Part of my interest has to do with the stories tombstones tell about the times, whether of events that transpired or of social history. One cannot help being impressed by the depth of Christian conviction that some of the inscriptions express, by the moralistic admonitions that some give, and by the simple tomfoolery that appears at times as well. A tombstone is often the last attempt of a person to make a statement, and they are frequently, for that reason, quite revealing.

What interests me most about tombstones and their inscriptions, however, is what they unintentionally say about the people who wrote them. I have two favorites. The first is from a churchyard in a small village north of Zurich, Switzerland, where I was looking for branches of my own family tree. The Swiss have a habit of burying their dead within parish churchyards in neat, tidy rows according to date of death and not necessarily in family plots. In this particular graveyard is a rather recent grave of a 34-year-old lady with only one word on its headstone: Warum? (“Why?”). Four graves beyond this lady, with the date of death being given as eight months later, is the grave of a 74-year-old man with the following answer on its headstone: Mitt Gott ist keine Warum! (“With God there is no questioning ‘Why’!”). One can only wonder what these two people were like, the circumstances of their deaths, and the debate that went on within the community regarding them.

Resurrection Luck?

My second favorite epitaph comes from the largest of the burial complexes chisled out of the base of Mount Carmel at Beit She’arim in southwest Galilee, Israel, where a number of the famous rabbis of talmudic lore and their families were buried. Many of the chambers and sarcophagi of Catacomb 20 are impressive, with much to be learned about the social and religious history of the Jews in this region during the second, third, and fourth centuries A.D. Inscribed in graffitilike fashion on each side of the entrance to one of the chambers, however, is a most revealing two-part Greek inscription. On the left side it reads: “Be Comforted, Holy Fathers; No One is Immortal.” On the right side: “Good Luck in Your Resurrection.” One may argue theoretically about the relation of immortality and resurrection in Jewish thought. But here is an expression right from the heart that pretty well captures the thinking of the people of that day.
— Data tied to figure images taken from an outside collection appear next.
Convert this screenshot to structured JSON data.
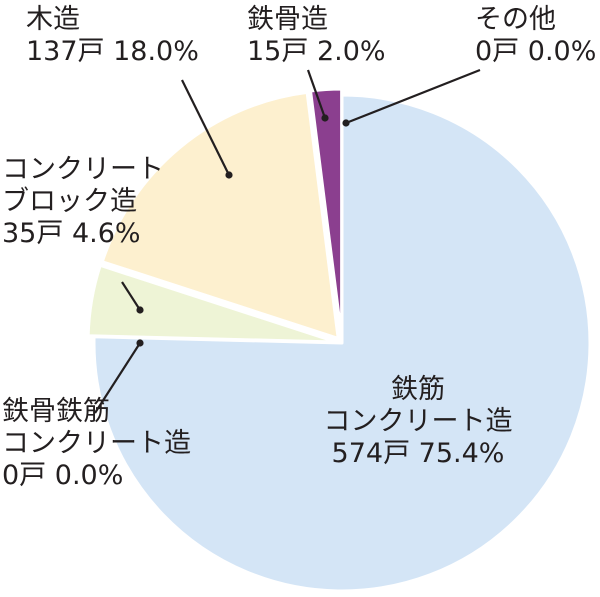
{
  "chart_data": {
    "type": "pie",
    "title": "",
    "start": "12 o'clock",
    "direction": "clockwise",
    "slices": [
      {
        "name": "鉄筋コンクリート造",
        "name_lines": [
          "鉄筋",
          "コンクリート造"
        ],
        "count": 574,
        "count_label": "574戸",
        "percent": 75.4,
        "percent_label": "75.4%",
        "color": "#d4e5f6"
      },
      {
        "name": "鉄骨鉄筋コンクリート造",
        "name_lines": [
          "鉄骨鉄筋",
          "コンクリート造"
        ],
        "count": 0,
        "count_label": "0戸",
        "percent": 0.0,
        "percent_label": "0.0%",
        "color": "#d4e5f6"
      },
      {
        "name": "コンクリートブロック造",
        "name_lines": [
          "コンクリート",
          "ブロック造"
        ],
        "count": 35,
        "count_label": "35戸",
        "percent": 4.6,
        "percent_label": "4.6%",
        "color": "#eef4d6"
      },
      {
        "name": "木造",
        "name_lines": [
          "木造"
        ],
        "count": 137,
        "count_label": "137戸",
        "percent": 18.0,
        "percent_label": "18.0%",
        "color": "#fdf0cf"
      },
      {
        "name": "鉄骨造",
        "name_lines": [
          "鉄骨造"
        ],
        "count": 15,
        "count_label": "15戸",
        "percent": 2.0,
        "percent_label": "2.0%",
        "color": "#8b3f8f"
      },
      {
        "name": "その他",
        "name_lines": [
          "その他"
        ],
        "count": 0,
        "count_label": "0戸",
        "percent": 0.0,
        "percent_label": "0.0%",
        "color": "#8b3f8f"
      }
    ]
  }
}
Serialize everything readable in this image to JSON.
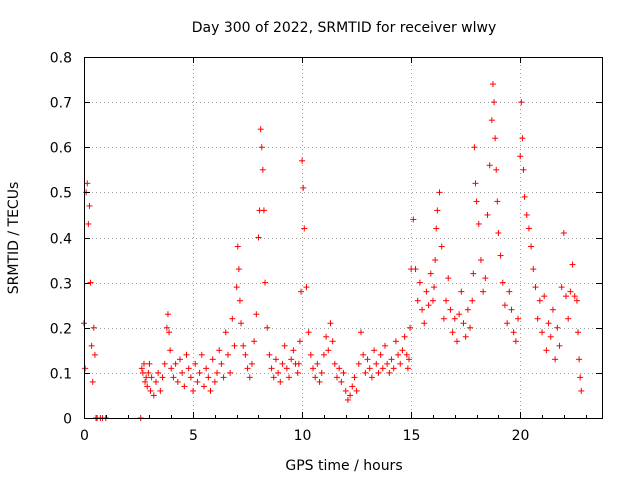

What always overwhelms me, however, in viewing tombstones and their inscriptions, are humankind’s varied attempts to attain immortality. We all want to be remembered by posterity, and so our last endeavor is often to erect a stone monument to ourselves with an inscription that preserves something of the essence of our being. Or, perhaps, we try to accomplish the same end by founding a self-perpetuating institution, building a classic edifice, painting the ultimate masterpiece, or writing some memorable piece of poetry or prose. But monuments become defaced, institutions and edifices are soon altered, and most artistic and literary works have only a limited life span.

Memorials are best written in people. And somewhat paradoxically, the truly lasting memorials come when we do things for others’ best interests and not our own. Inscriptions, buildings, and great works of art leave a valuable testimony, but it is by what we have helped to build into the lives of our children, our students, our parishioners, our neighbors, and our friends that we will be remembered in days to come. This, I am sure, is the primary lesson I have learned from tromping around graveyards. It is, however, a lesson easily forgotten—one that needs constant repetition.

So I find myself often revisiting graveyards. Perhaps we’ll meet sometime.